The true facts are Alex McLeish has been badly let down by lots of big players as they’d had more than enough of him. If he said ‘left’, then they said ‘right’. Their attitude was ‘He’ll dig his own grave and we’ll eventually get rid of him’. They are now busy presenting the new coach with lots of noise and fuss, giving him millions to spend when they should have done that at the beginning of the season – then we would have won the championship by a mile. If I had been the trainer in this situation I’d have left immediately, telling them where to go, and kept my own dignity.

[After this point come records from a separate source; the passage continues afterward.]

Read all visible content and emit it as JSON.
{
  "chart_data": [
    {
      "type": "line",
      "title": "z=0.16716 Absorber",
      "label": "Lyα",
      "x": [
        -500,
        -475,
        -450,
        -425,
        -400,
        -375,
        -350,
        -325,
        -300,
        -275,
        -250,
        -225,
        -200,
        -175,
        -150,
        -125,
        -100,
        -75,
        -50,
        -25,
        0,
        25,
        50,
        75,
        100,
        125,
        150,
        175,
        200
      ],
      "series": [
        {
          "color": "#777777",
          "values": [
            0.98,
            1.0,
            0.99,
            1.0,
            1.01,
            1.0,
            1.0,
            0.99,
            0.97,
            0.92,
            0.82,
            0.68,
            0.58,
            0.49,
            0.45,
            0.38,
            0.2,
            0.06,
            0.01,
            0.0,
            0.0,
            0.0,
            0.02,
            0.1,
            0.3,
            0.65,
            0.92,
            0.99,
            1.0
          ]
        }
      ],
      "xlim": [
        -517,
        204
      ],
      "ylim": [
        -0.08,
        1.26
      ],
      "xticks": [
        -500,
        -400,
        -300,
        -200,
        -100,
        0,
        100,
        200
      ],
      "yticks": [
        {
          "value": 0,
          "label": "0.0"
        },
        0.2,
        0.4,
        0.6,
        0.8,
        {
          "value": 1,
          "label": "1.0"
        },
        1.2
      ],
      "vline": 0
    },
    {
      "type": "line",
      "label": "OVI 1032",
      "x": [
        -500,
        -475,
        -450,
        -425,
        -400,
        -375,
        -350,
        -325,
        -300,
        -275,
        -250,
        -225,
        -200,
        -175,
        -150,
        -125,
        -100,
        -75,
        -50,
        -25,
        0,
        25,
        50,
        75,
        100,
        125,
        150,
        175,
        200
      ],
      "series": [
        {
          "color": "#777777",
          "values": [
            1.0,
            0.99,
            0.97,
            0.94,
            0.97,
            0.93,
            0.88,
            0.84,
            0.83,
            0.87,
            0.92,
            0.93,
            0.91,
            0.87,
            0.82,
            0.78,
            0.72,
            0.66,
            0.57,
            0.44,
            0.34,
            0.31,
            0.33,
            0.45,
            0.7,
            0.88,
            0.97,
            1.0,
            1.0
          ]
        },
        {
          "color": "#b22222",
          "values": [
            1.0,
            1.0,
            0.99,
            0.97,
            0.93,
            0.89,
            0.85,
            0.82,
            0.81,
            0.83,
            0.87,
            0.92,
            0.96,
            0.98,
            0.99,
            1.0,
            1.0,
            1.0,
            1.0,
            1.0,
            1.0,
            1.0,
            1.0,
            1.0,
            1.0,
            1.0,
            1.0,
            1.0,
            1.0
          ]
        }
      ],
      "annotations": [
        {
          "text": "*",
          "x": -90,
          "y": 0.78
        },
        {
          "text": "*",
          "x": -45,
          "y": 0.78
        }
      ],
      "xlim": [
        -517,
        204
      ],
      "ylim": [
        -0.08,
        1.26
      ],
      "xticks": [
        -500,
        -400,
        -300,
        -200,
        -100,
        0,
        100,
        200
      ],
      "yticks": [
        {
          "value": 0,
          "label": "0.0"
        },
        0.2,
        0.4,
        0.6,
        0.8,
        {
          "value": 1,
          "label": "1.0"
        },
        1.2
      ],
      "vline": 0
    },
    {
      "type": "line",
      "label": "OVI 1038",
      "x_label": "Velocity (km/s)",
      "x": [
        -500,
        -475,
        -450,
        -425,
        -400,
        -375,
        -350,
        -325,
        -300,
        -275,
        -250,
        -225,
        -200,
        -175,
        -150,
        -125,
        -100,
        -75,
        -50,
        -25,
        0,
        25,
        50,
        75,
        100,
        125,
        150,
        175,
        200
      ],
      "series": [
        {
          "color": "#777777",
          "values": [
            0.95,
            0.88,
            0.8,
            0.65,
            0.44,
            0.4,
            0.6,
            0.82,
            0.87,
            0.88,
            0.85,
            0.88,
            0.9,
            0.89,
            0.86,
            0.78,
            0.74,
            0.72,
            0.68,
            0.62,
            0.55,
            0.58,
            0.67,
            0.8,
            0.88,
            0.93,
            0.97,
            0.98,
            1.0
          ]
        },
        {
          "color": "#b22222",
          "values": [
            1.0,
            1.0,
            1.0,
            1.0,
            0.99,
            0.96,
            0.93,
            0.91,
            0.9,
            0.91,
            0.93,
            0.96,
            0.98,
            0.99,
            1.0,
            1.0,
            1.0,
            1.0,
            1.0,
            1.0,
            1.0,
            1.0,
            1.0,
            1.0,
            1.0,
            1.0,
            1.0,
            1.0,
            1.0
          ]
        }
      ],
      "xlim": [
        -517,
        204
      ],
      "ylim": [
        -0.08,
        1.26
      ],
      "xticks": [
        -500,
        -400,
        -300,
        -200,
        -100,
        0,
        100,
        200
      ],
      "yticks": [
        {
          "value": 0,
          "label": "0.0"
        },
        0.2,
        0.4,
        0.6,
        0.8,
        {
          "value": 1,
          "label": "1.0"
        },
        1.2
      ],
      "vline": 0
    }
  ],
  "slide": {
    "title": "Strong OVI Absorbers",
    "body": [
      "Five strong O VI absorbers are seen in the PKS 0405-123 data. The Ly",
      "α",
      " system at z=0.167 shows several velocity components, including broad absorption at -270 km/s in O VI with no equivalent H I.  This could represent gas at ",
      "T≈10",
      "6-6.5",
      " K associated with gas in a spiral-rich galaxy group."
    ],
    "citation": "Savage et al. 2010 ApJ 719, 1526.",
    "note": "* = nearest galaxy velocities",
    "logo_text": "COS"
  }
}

The way that they treated McLeish was shameful, an utter disgrace, especially when you hear that they wanted a new trainer last October. Unbelievable, a disgraceful way to do business – making a fool of this trainer for six months. Being perfectly honest, I’m counting down the games till the end of the season.”

Well, he is Dutch after all. Despite the story, which he claimed was taken out of context and badly translated, he remained between the sticks. He did get to enjoy the high of playing in the Champions League knockout stages for the first time in his career – he had never done it with PSV who had, ironically, reached the semi-finals the first season after his departure – when Rangers took on Villarreal, but they failed to overcome Hearts in the league table and crashed to defeat against Hibs in the Scottish Cup.

After leaving Ibrox that summer he spent a year playing with AZ back in the Netherlands before a quick spell at New York Red Bulls proceeded his retirement.

Where is he now? The former Ibrox stopper is now a pundit back in Holland. In fact, he is the winner of the “Worst Football Pundit” two years running with comments on his lack of abilities stretching from “humourless” to “always biased in favour of PSV”. Sounds familiar.